I’m struggling to understand the instruction that is set for the last question about training the model, shown below:
When examples[index]
contains one dinosaur name (string), to create an example (X, Y), you can use this:
Set the index idx
into the list of examples
- Using the for-loop, walk through the shuffled list of dinosaur names in the list “examples.”
- For example, if there are n_e examples, and the for-loop increments the index to n_e onwards, think of how you would make the index cycle back to 0, so that you can continue feeding the examples into the model when j is n_e, n_e + 1, etc.
- Hint: (n_e + 1) % n_e equals 1, which is otherwise the ‘remainder’ you get when you divide (n_e + 1) by n_e.
-
%
is the modulo operator in python.
I already figured this out.

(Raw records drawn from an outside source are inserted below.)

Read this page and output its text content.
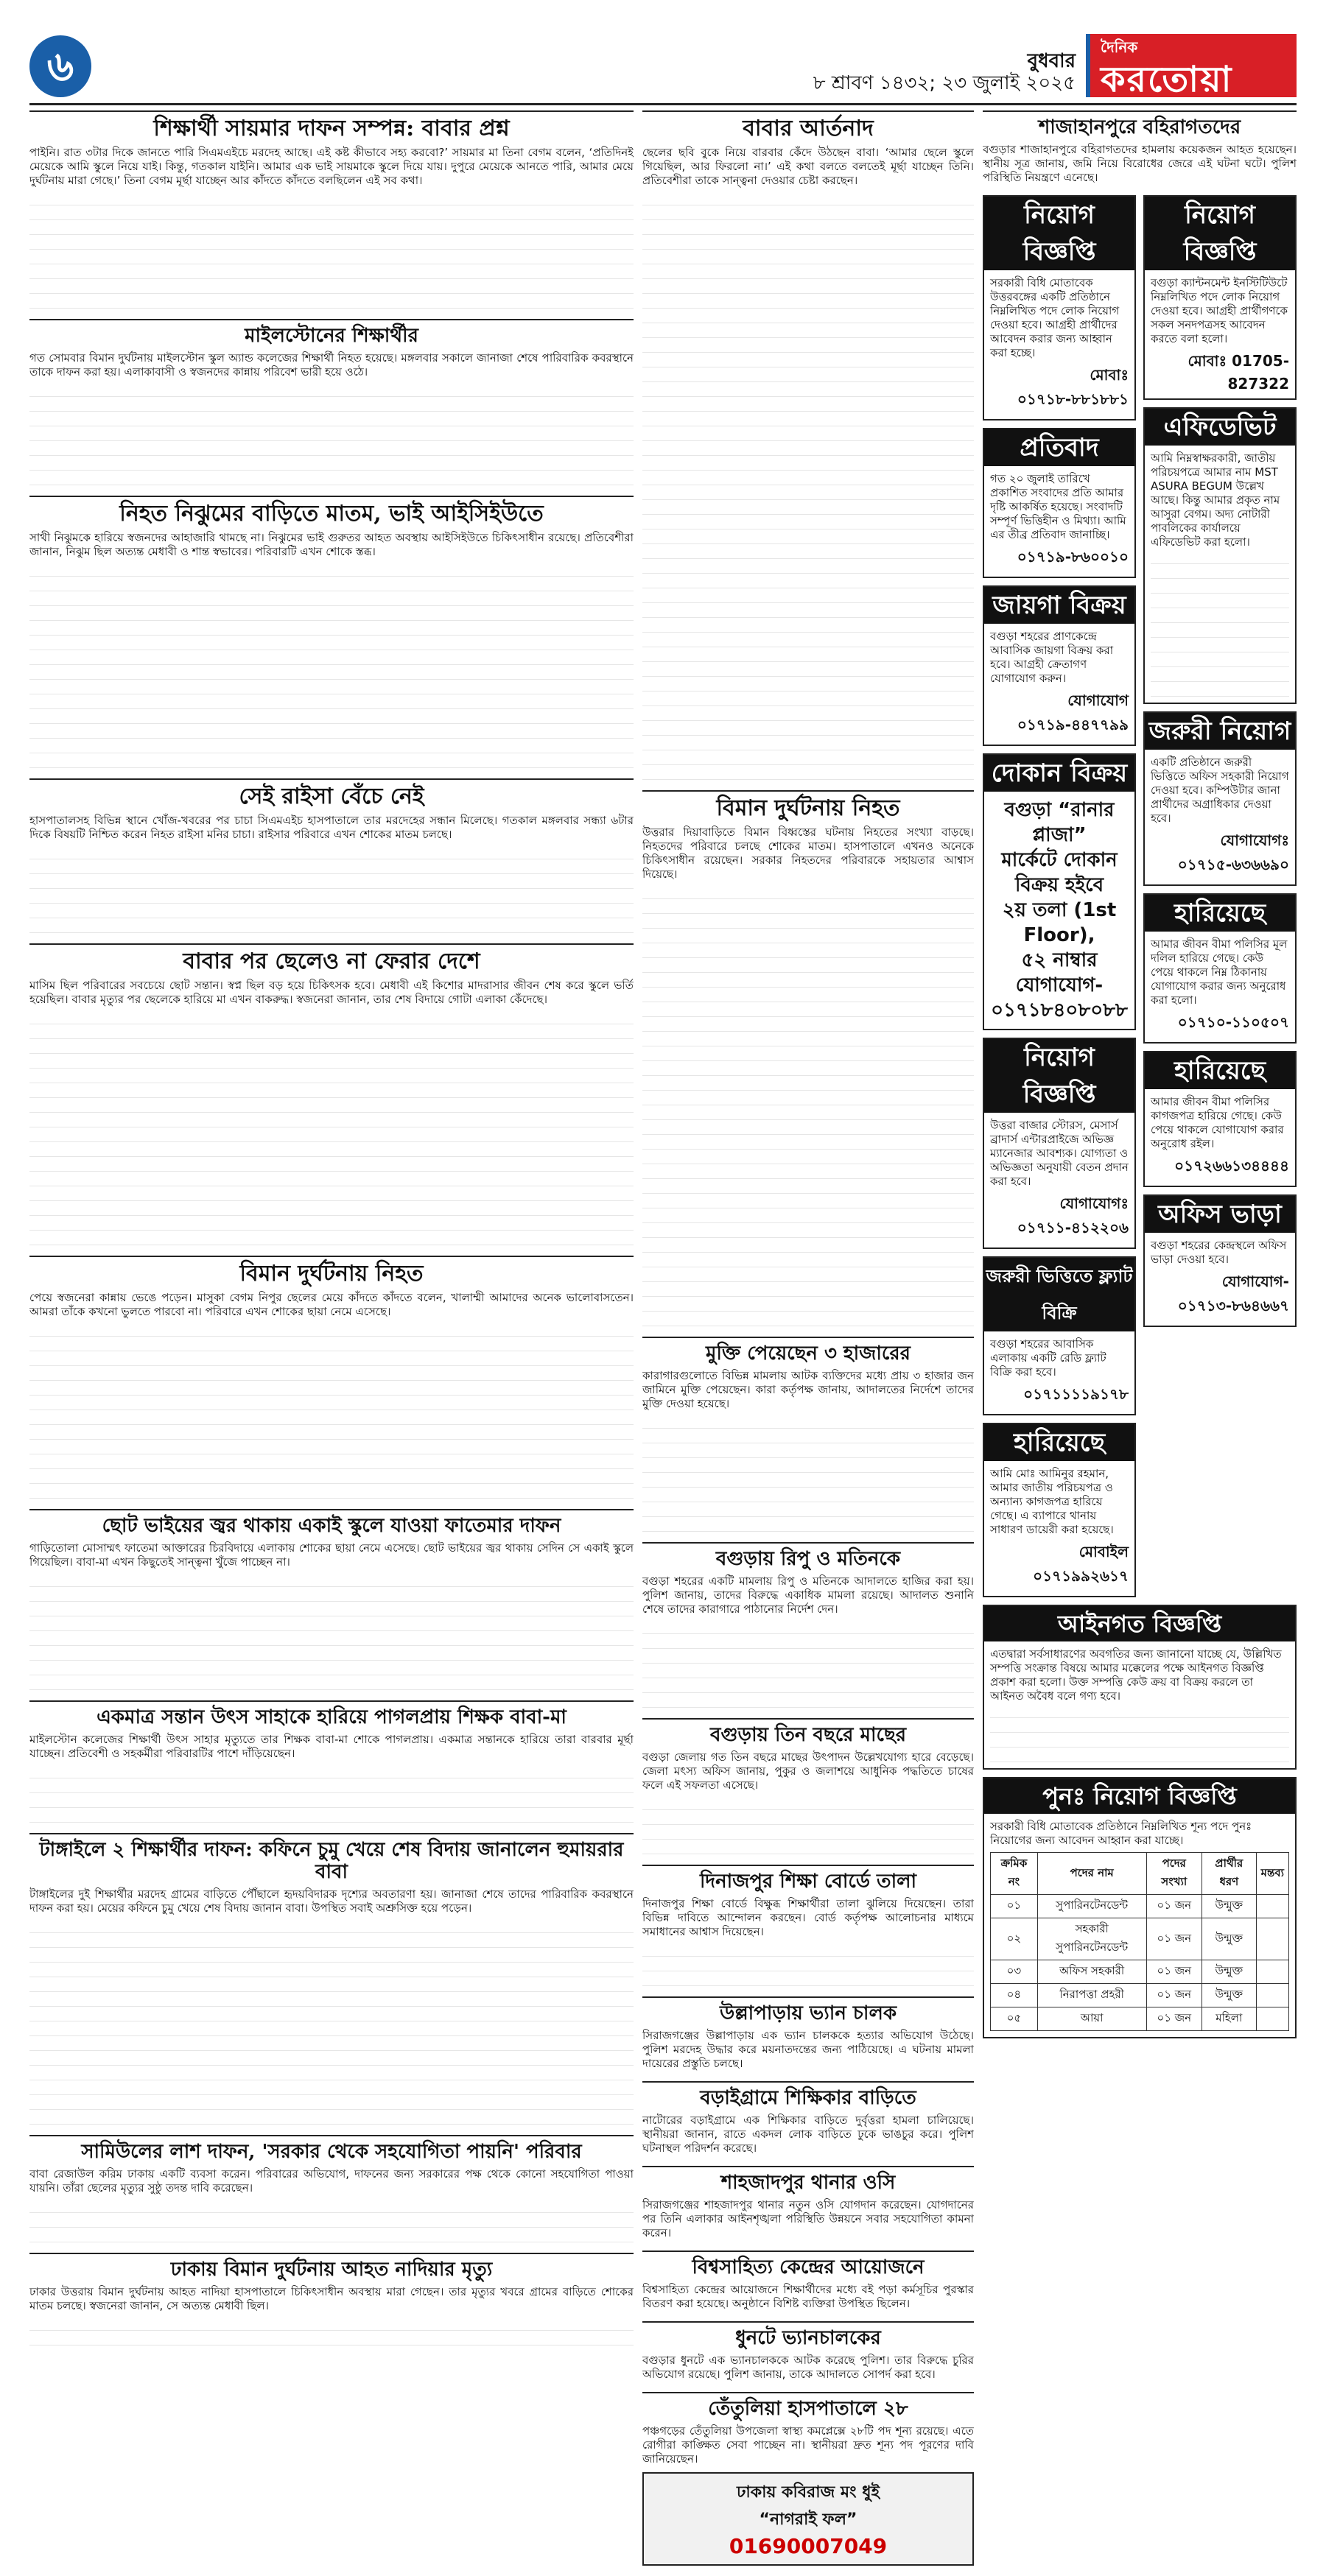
৬	বুধবার
৮ শ্রাবণ ১৪৩২; ২৩ জুলাই ২০২৫
দৈনিক
করতোয়া
শিক্ষার্থী সায়মার দাফন সম্পন্ন: বাবার প্রশ্ন

পাইনি। রাত ৩টার দিকে জানতে পারি সিএমএইচে মরদেহ আছে। এই কষ্ট কীভাবে সহ্য করবো?’ সায়মার মা তিনা বেগম বলেন, ‘প্রতিদিনই মেয়েকে আমি স্কুলে নিয়ে যাই। কিন্তু, গতকাল যাইনি। আমার এক ভাই সায়মাকে স্কুলে দিয়ে যায়। দুপুরে মেয়েকে আনতে পারি, আমার মেয়ে দুর্ঘটনায় মারা গেছে।’ তিনা বেগম মূর্ছা যাচ্ছেন আর কাঁদতে কাঁদতে বলছিলেন এই সব কথা।

মাইলস্টোনের শিক্ষার্থীর

গত সোমবার বিমান দুর্ঘটনায় মাইলস্টোন স্কুল অ্যান্ড কলেজের শিক্ষার্থী নিহত হয়েছে। মঙ্গলবার সকালে জানাজা শেষে পারিবারিক কবরস্থানে তাকে দাফন করা হয়। এলাকাবাসী ও স্বজনদের কান্নায় পরিবেশ ভারী হয়ে ওঠে।

নিহত নিঝুমের বাড়িতে মাতম, ভাই আইসিইউতে

সাথী নিঝুমকে হারিয়ে স্বজনদের আহাজারি থামছে না। নিঝুমের ভাই গুরুতর আহত অবস্থায় আইসিইউতে চিকিৎসাধীন রয়েছে। প্রতিবেশীরা জানান, নিঝুম ছিল অত্যন্ত মেধাবী ও শান্ত স্বভাবের। পরিবারটি এখন শোকে স্তব্ধ।

সেই রাইসা বেঁচে নেই

হাসপাতালসহ বিভিন্ন স্থানে খোঁজ-খবরের পর চাচা সিএমএইচ হাসপাতালে তার মরদেহের সন্ধান মিলেছে। গতকাল মঙ্গলবার সন্ধ্যা ৬টার দিকে বিষয়টি নিশ্চিত করেন নিহত রাইসা মনির চাচা। রাইসার পরিবারে এখন শোকের মাতম চলছে।

বাবার পর ছেলেও না ফেরার দেশে

মাসিম ছিল পরিবারের সবচেয়ে ছোট সন্তান। স্বপ্ন ছিল বড় হয়ে চিকিৎসক হবে। মেধাবী এই কিশোর মাদরাসার জীবন শেষ করে স্কুলে ভর্তি হয়েছিল। বাবার মৃত্যুর পর ছেলেকে হারিয়ে মা এখন বাকরুদ্ধ। স্বজনেরা জানান, তার শেষ বিদায়ে গোটা এলাকা কেঁদেছে।

বিমান দুর্ঘটনায় নিহত

পেয়ে স্বজনেরা কান্নায় ভেঙে পড়েন। মাসুকা বেগম নিপুর ছেলের মেয়ে কাঁদতে কাঁদতে বলেন, খালাম্মী আমাদের অনেক ভালোবাসতেন। আমরা তাঁকে কখনো ভুলতে পারবো না। পরিবারে এখন শোকের ছায়া নেমে এসেছে।

ছোট ভাইয়ের জ্বর থাকায় একাই স্কুলে যাওয়া ফাতেমার দাফন

গাড়িতোলা মোসাম্মৎ ফাতেমা আক্তারের চিরবিদায়ে এলাকায় শোকের ছায়া নেমে এসেছে। ছোট ভাইয়ের জ্বর থাকায় সেদিন সে একাই স্কুলে গিয়েছিল। বাবা-মা এখন কিছুতেই সান্ত্বনা খুঁজে পাচ্ছেন না।

একমাত্র সন্তান উৎস সাহাকে হারিয়ে পাগলপ্রায় শিক্ষক বাবা-মা

মাইলস্টোন কলেজের শিক্ষার্থী উৎস সাহার মৃত্যুতে তার শিক্ষক বাবা-মা শোকে পাগলপ্রায়। একমাত্র সন্তানকে হারিয়ে তারা বারবার মূর্ছা যাচ্ছেন। প্রতিবেশী ও সহকর্মীরা পরিবারটির পাশে দাঁড়িয়েছেন।

টাঙ্গাইলে ২ শিক্ষার্থীর দাফন: কফিনে চুমু খেয়ে শেষ বিদায় জানালেন হুমায়রার বাবা

টাঙ্গাইলের দুই শিক্ষার্থীর মরদেহ গ্রামের বাড়িতে পৌঁছালে হৃদয়বিদারক দৃশ্যের অবতারণা হয়। জানাজা শেষে তাদের পারিবারিক কবরস্থানে দাফন করা হয়। মেয়ের কফিনে চুমু খেয়ে শেষ বিদায় জানান বাবা। উপস্থিত সবাই অশ্রুসিক্ত হয়ে পড়েন।

সামিউলের লাশ দাফন, 'সরকার থেকে সহযোগিতা পায়নি' পরিবার

বাবা রেজাউল করিম ঢাকায় একটি ব্যবসা করেন। পরিবারের অভিযোগ, দাফনের জন্য সরকারের পক্ষ থেকে কোনো সহযোগিতা পাওয়া যায়নি। তাঁরা ছেলের মৃত্যুর সুষ্ঠু তদন্ত দাবি করেছেন।

ঢাকায় বিমান দুর্ঘটনায় আহত নাদিয়ার মৃত্যু

ঢাকার উত্তরায় বিমান দুর্ঘটনায় আহত নাদিয়া হাসপাতালে চিকিৎসাধীন অবস্থায় মারা গেছেন। তার মৃত্যুর খবরে গ্রামের বাড়িতে শোকের মাতম চলছে। স্বজনেরা জানান, সে অত্যন্ত মেধাবী ছিল।

বাবার আর্তনাদ

ছেলের ছবি বুকে নিয়ে বারবার কেঁদে উঠছেন বাবা। ‘আমার ছেলে স্কুলে গিয়েছিল, আর ফিরলো না।’ এই কথা বলতে বলতেই মূর্ছা যাচ্ছেন তিনি। প্রতিবেশীরা তাকে সান্ত্বনা দেওয়ার চেষ্টা করছেন।

বিমান দুর্ঘটনায় নিহত

উত্তরার দিয়াবাড়িতে বিমান বিধ্বস্তের ঘটনায় নিহতের সংখ্যা বাড়ছে। নিহতদের পরিবারে চলছে শোকের মাতম। হাসপাতালে এখনও অনেকে চিকিৎসাধীন রয়েছেন। সরকার নিহতদের পরিবারকে সহায়তার আশ্বাস দিয়েছে।

মুক্তি পেয়েছেন ৩ হাজারের

কারাগারগুলোতে বিভিন্ন মামলায় আটক ব্যক্তিদের মধ্যে প্রায় ৩ হাজার জন জামিনে মুক্তি পেয়েছেন। কারা কর্তৃপক্ষ জানায়, আদালতের নির্দেশে তাদের মুক্তি দেওয়া হয়েছে।

বগুড়ায় রিপু ও মতিনকে

বগুড়া শহরের একটি মামলায় রিপু ও মতিনকে আদালতে হাজির করা হয়। পুলিশ জানায়, তাদের বিরুদ্ধে একাধিক মামলা রয়েছে। আদালত শুনানি শেষে তাদের কারাগারে পাঠানোর নির্দেশ দেন।

বগুড়ায় তিন বছরে মাছের

বগুড়া জেলায় গত তিন বছরে মাছের উৎপাদন উল্লেখযোগ্য হারে বেড়েছে। জেলা মৎস্য অফিস জানায়, পুকুর ও জলাশয়ে আধুনিক পদ্ধতিতে চাষের ফলে এই সফলতা এসেছে।

দিনাজপুর শিক্ষা বোর্ডে তালা

দিনাজপুর শিক্ষা বোর্ডে বিক্ষুব্ধ শিক্ষার্থীরা তালা ঝুলিয়ে দিয়েছেন। তারা বিভিন্ন দাবিতে আন্দোলন করছেন। বোর্ড কর্তৃপক্ষ আলোচনার মাধ্যমে সমাধানের আশ্বাস দিয়েছেন।

উল্লাপাড়ায় ভ্যান চালক

সিরাজগঞ্জের উল্লাপাড়ায় এক ভ্যান চালককে হত্যার অভিযোগ উঠেছে। পুলিশ মরদেহ উদ্ধার করে ময়নাতদন্তের জন্য পাঠিয়েছে। এ ঘটনায় মামলা দায়েরের প্রস্তুতি চলছে।

বড়াইগ্রামে শিক্ষিকার বাড়িতে

নাটোরের বড়াইগ্রামে এক শিক্ষিকার বাড়িতে দুর্বৃত্তরা হামলা চালিয়েছে। স্থানীয়রা জানান, রাতে একদল লোক বাড়িতে ঢুকে ভাঙচুর করে। পুলিশ ঘটনাস্থল পরিদর্শন করেছে।

শাহজাদপুর থানার ওসি

সিরাজগঞ্জের শাহজাদপুর থানার নতুন ওসি যোগদান করেছেন। যোগদানের পর তিনি এলাকার আইনশৃঙ্খলা পরিস্থিতি উন্নয়নে সবার সহযোগিতা কামনা করেন।

বিশ্বসাহিত্য কেন্দ্রের আয়োজনে

বিশ্বসাহিত্য কেন্দ্রের আয়োজনে শিক্ষার্থীদের মধ্যে বই পড়া কর্মসূচির পুরস্কার বিতরণ করা হয়েছে। অনুষ্ঠানে বিশিষ্ট ব্যক্তিরা উপস্থিত ছিলেন।

ধুনটে ভ্যানচালকের

বগুড়ার ধুনটে এক ভ্যানচালককে আটক করেছে পুলিশ। তার বিরুদ্ধে চুরির অভিযোগ রয়েছে। পুলিশ জানায়, তাকে আদালতে সোপর্দ করা হবে।

তেঁতুলিয়া হাসপাতালে ২৮

পঞ্চগড়ের তেঁতুলিয়া উপজেলা স্বাস্থ্য কমপ্লেক্সে ২৮টি পদ শূন্য রয়েছে। এতে রোগীরা কাঙ্ক্ষিত সেবা পাচ্ছেন না। স্থানীয়রা দ্রুত শূন্য পদ পূরণের দাবি জানিয়েছেন।

ঢাকায় কবিরাজ মং ধুই
“নাগরাই ফল”
01690007049
শাজাহানপুরে বহিরাগতদের

বগুড়ার শাজাহানপুরে বহিরাগতদের হামলায় কয়েকজন আহত হয়েছেন। স্থানীয় সূত্র জানায়, জমি নিয়ে বিরোধের জেরে এই ঘটনা ঘটে। পুলিশ পরিস্থিতি নিয়ন্ত্রণে এনেছে।

নিয়োগ বিজ্ঞপ্তি

সরকারী বিধি মোতাবেক উত্তরবঙ্গের একটি প্রতিষ্ঠানে নিম্নলিখিত পদে লোক নিয়োগ দেওয়া হবে। আগ্রহী প্রার্থীদের আবেদন করার জন্য আহ্বান করা হচ্ছে।

মোবাঃ ০১৭১৮-৮৮১৮৮১
প্রতিবাদ

গত ২০ জুলাই তারিখে প্রকাশিত সংবাদের প্রতি আমার দৃষ্টি আকর্ষিত হয়েছে। সংবাদটি সম্পূর্ণ ভিত্তিহীন ও মিথ্যা। আমি এর তীব্র প্রতিবাদ জানাচ্ছি।

০১৭১৯-৮৬০০১০
জায়গা বিক্রয়

বগুড়া শহরের প্রাণকেন্দ্রে আবাসিক জায়গা বিক্রয় করা হবে। আগ্রহী ক্রেতাগণ যোগাযোগ করুন।

যোগাযোগ ০১৭১৯-৪৪৭৭৯৯
দোকান বিক্রয়
বগুড়া “রানার প্লাজা”
মার্কেটে দোকান
বিক্রয় হইবে
২য় তলা (1st Floor),
৫২ নাম্বার
যোগাযোগ-
০১৭১৮৪০৮০৮৮
নিয়োগ বিজ্ঞপ্তি

উত্তরা বাজার স্টোরস, মেসার্স ব্রাদার্স এন্টারপ্রাইজে অভিজ্ঞ ম্যানেজার আবশ্যক। যোগ্যতা ও অভিজ্ঞতা অনুযায়ী বেতন প্রদান করা হবে।

যোগাযোগঃ ০১৭১১-৪১২২০৬
জরুরী ভিত্তিতে ফ্ল্যাট বিক্রি

বগুড়া শহরের আবাসিক এলাকায় একটি রেডি ফ্ল্যাট বিক্রি করা হবে।

০১৭১১১১৯১৭৮
হারিয়েছে

আমি মোঃ আমিনুর রহমান, আমার জাতীয় পরিচয়পত্র ও অন্যান্য কাগজপত্র হারিয়ে গেছে। এ ব্যাপারে থানায় সাধারণ ডায়েরী করা হয়েছে।

মোবাইল ০১৭১৯৯২৬১৭
নিয়োগ বিজ্ঞপ্তি

বগুড়া ক্যান্টনমেন্ট ইনস্টিটিউটে নিম্নলিখিত পদে লোক নিয়োগ দেওয়া হবে। আগ্রহী প্রার্থীগণকে সকল সনদপত্রসহ আবেদন করতে বলা হলো।

মোবাঃ 01705-827322
এফিডেভিট

আমি নিম্নস্বাক্ষরকারী, জাতীয় পরিচয়পত্রে আমার নাম MST ASURA BEGUM উল্লেখ আছে। কিন্তু আমার প্রকৃত নাম আসুরা বেগম। অদ্য নোটারী পাবলিকের কার্যালয়ে এফিডেভিট করা হলো।

জরুরী নিয়োগ

একটি প্রতিষ্ঠানে জরুরী ভিত্তিতে অফিস সহকারী নিয়োগ দেওয়া হবে। কম্পিউটার জানা প্রার্থীদের অগ্রাধিকার দেওয়া হবে।

যোগাযোগঃ ০১৭১৫-৬৩৬৬৯০
হারিয়েছে

আমার জীবন বীমা পলিসির মূল দলিল হারিয়ে গেছে। কেউ পেয়ে থাকলে নিম্ন ঠিকানায় যোগাযোগ করার জন্য অনুরোধ করা হলো।

০১৭১০-১১০৫০৭
হারিয়েছে

আমার জীবন বীমা পলিসির কাগজপত্র হারিয়ে গেছে। কেউ পেয়ে থাকলে যোগাযোগ করার অনুরোধ রইল।

০১৭২৬৬১৩৪৪৪৪
অফিস ভাড়া

বগুড়া শহরের কেন্দ্রস্থলে অফিস ভাড়া দেওয়া হবে।

যোগাযোগ- ০১৭১৩-৮৬৪৬৬৭
আইনগত বিজ্ঞপ্তি

এতদ্বারা সর্বসাধারণের অবগতির জন্য জানানো যাচ্ছে যে, উল্লিখিত সম্পত্তি সংক্রান্ত বিষয়ে আমার মক্কেলের পক্ষে আইনগত বিজ্ঞপ্তি প্রকাশ করা হলো। উক্ত সম্পত্তি কেউ ক্রয় বা বিক্রয় করলে তা আইনত অবৈধ বলে গণ্য হবে।

পুনঃ নিয়োগ বিজ্ঞপ্তি

সরকারী বিধি মোতাবেক প্রতিষ্ঠানে নিম্নলিখিত শূন্য পদে পুনঃ নিয়োগের জন্য আবেদন আহ্বান করা যাচ্ছে।

ক্রমিক নং	পদের নাম	পদের সংখ্যা	প্রার্থীর ধরণ	মন্তব্য
০১	সুপারিনটেনডেন্ট	০১ জন	উন্মুক্ত	
০২	সহকারী সুপারিনটেনডেন্ট	০১ জন	উন্মুক্ত	
০৩	অফিস সহকারী	০১ জন	উন্মুক্ত	
০৪	নিরাপত্তা প্রহরী	০১ জন	উন্মুক্ত	
০৫	আয়া	০১ জন	মহিলা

In case anyone had the same challenge at the beginning, kindly take note of the following:
- The code expects a single training sample per iteration and not the whole dataset. This is unlike a standard feed-forward network, where each iteration takes in the whole dataset in mini-batches.
- However eventually with the number of iterations (35K), the network ends up going through the samples more than once. Think of it as having a batch size of the whole dataset.
I hope I am correct about this.
UPDATE: I am still yet to obtain the correct answer. I now have the model outputting some interesting results. The loss I am outputting is actually lower than that of the grader. I cannot seem to place where the error is. I have some cool dinosaurs name too:
The last lines of my output look something like this:
Iteration: 20000, Loss: 21.056823
Rixtstapnosaurus
Miceadsomabosaurus
Owutoosaurus
Rabaessaacitatornythaycerogavsaurus
Zuromibosaurus
Haadropcarus
Yuocheroptosaurus
Iteration: 22000, Loss: 20.578871
Hutusaurus
Euca
Eustrioppn
Hocamptopanceus
Xuspeodon
Elacropechus
Uspeodon
One common mistake is to use the direct inputs, as opposed to using the “shuffled” version that they generate for you in the template code.
1 Like
Thanks @paulinpaloalto
Just adjusted the code and it worked.